The first guests had already arrived, and they were all oohing and aahing over Izzy, who was sitting up in Mum’s arms and grinning at everyone.

“Frankie, she looks gorgeous!” squealed Fliss, rushing over.

Dead right she looked gorgeous. She was wearing a little white dress with white smocking on the front and little embroidered rabbits running round the hem. There were little frilly white pants to match, all big and squashy to get round her huge nappy. And on her back – and this was the finishing touch, dreamt up by yours truly – were a little pair of gauzy fairy wings.
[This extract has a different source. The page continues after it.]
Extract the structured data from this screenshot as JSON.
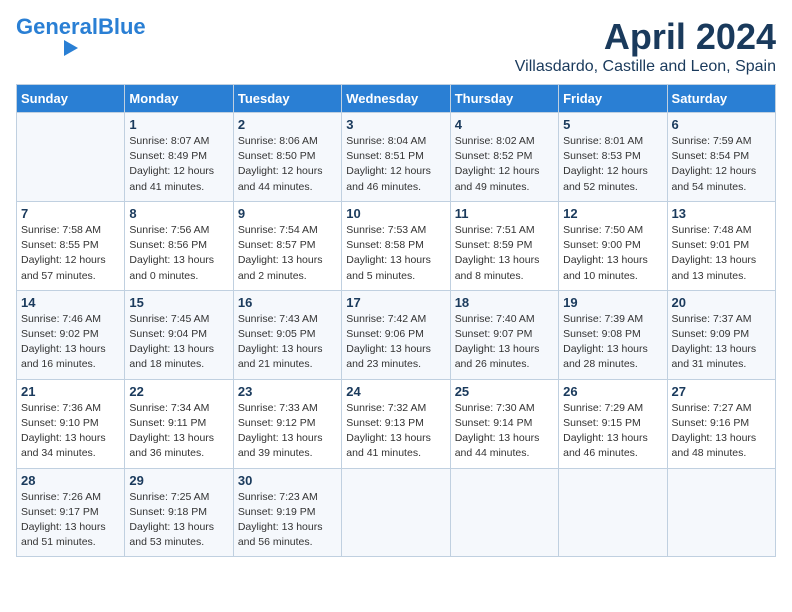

“She looks like an angel!” breathed Rosie, completely overcome.

“She doesn’t smell much like one, sometimes,” I said rather practically. “But she’s looking pretty good today, I have to admit!”

“Come on guys,” insisted Kenny impatiently. “I want you to know about my idea. But I’ve just got to ask your mum something, Franks.”

She went galloping over to Mum and tugged at her sleeve. “Er, Mrs Collins?”

“Yes Kenny, love?”

“The Sleepover Club would like to do something for Izzy,” she said.

“What sort of something?” said Dad, walking over with two glasses of punch for him and Mum.

“A daffodil guard of honour!” said Kenny promptly. “We’ll just pick a few, honest…”

There was a moment’s silence – and then a
huge
roar of laughter from all the grown-ups in the room.

“Oh no! Oh, no, no!” spluttered Mum. “I’m not letting you anywhere near my daffodil bed, Kenny!”

“More daffodils, Kenny?” I gasped. “You’re mad!”

“Totally, certifiably insane,” nodded Fliss with a shudder.

Rosie and Lyndz were just taking deep breaths at the very thought!

Kenny looked quite put out by our reactions. “I promise we’ll only pick a few!” she insisted. “Dad? Mum? Don’t you think it’s a good idea?”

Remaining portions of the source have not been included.